Похоже, с выходом книги Самуила Лурье «Изломанный аршин» словосочетание «филологическая проза», долгое время употреблявшееся критиками больше как метафора, обретает статус термина. Перед нами текст, представляющий, по сути, научную монографию - исследование литературной эпохи 30-40-годов XIX столетия, состоявшееся во всех отношениях (широта привлеченного материала, тщательность его проработки, абсолютная независимость автора, вступившего на паханное-перепаханное несколькими поколениями филологов /и каких!/ поле, от сложившихся и в науке и обществе представлений и т. д.). И одновременно – это текст, обладающий не только интеллектуальным, но и эмоциональным напором. Повествование, выстроенное по законам художественного произведения со своим сюжетом, с образом повествователя, со своей стилистикой. И, что самое главное здесь, «научное» и «художественное» не противоречат друг другу, напротив – «художественность» используется автором как инструмент филолога.
«Изломанный аршин» - книга полемичная, я бы сказал, колючая, "актуальная", и в то же время это книга для чтения медленного и сосредоточенного; книга, авторская интенция которой возвращает нас к вопросам о том, зачем, собственно, необходимо нам изучение истории своей культуры, да и просто, - своей истории.
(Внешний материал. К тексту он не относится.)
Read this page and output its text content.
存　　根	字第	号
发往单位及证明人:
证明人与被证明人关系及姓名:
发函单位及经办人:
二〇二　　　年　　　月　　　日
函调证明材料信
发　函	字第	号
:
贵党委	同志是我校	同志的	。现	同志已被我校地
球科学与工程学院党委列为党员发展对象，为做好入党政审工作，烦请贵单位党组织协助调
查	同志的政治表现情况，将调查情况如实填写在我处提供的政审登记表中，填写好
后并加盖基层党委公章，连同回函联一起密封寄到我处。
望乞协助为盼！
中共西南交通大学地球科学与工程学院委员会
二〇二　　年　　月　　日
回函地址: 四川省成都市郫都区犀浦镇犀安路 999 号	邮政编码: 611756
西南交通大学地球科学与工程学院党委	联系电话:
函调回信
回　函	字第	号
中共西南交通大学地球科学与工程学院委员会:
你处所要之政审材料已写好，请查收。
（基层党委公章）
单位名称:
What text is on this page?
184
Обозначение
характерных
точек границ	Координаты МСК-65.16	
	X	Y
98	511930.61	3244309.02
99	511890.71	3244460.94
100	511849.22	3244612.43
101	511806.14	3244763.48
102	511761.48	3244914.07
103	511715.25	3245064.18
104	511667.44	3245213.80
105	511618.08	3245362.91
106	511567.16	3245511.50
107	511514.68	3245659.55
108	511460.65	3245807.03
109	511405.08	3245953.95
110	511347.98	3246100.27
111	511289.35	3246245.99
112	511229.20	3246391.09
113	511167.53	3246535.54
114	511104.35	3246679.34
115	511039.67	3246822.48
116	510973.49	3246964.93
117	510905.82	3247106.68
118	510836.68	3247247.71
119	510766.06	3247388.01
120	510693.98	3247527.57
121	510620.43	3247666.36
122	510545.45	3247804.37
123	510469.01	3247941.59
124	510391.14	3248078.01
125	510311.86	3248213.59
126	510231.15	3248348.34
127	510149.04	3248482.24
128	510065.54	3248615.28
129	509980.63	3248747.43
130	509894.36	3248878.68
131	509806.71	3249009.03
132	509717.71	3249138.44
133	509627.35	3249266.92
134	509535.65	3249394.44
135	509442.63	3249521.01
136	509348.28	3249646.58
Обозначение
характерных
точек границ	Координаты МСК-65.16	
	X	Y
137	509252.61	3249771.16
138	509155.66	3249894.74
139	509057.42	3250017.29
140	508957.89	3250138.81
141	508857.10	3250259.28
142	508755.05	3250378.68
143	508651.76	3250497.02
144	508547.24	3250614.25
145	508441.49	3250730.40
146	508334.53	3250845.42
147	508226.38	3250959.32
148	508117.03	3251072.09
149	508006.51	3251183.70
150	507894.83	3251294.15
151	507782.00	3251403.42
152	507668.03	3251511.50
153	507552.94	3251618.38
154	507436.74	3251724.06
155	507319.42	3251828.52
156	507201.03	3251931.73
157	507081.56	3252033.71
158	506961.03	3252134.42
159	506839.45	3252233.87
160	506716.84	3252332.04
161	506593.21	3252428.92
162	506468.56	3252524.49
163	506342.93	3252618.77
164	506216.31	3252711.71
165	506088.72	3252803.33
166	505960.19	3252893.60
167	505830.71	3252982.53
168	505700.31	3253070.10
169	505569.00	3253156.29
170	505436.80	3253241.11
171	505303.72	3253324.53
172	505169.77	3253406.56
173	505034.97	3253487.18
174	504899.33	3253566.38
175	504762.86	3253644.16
Сюжет книги выстраивает судьба издателя и редактора одного из лучших русских журналов первой половины XIX века – «Московского телеграфа» – прозаика, драматурга, переводчика Николая Алексеевича Полевого. Среди других персонажей: А. Пушкин, Николай I, Н. Юсупов, С. Уваров, В. Белинский, А. Герцен, А. Бенкендорф, П. Вяземский, Киреевский, Н. Греч, Ф. Булгарин, А. Краевский и др. Автор прослеживает историю преследований журнала «Московский телеграф» и его редактора со стороны государства, и историю травли - прижизненной и посмертной - со стороны коллег-литераторов, проявивших в отношении к Полевому удивительное единодушие, от Пушкина и Вяземского до Греча и Булгарина, до Герцена и советского литературоведения. Травли, результатом которой стала – и теперь уже как бы навеки - репутация Полевого как отступника и ренегата.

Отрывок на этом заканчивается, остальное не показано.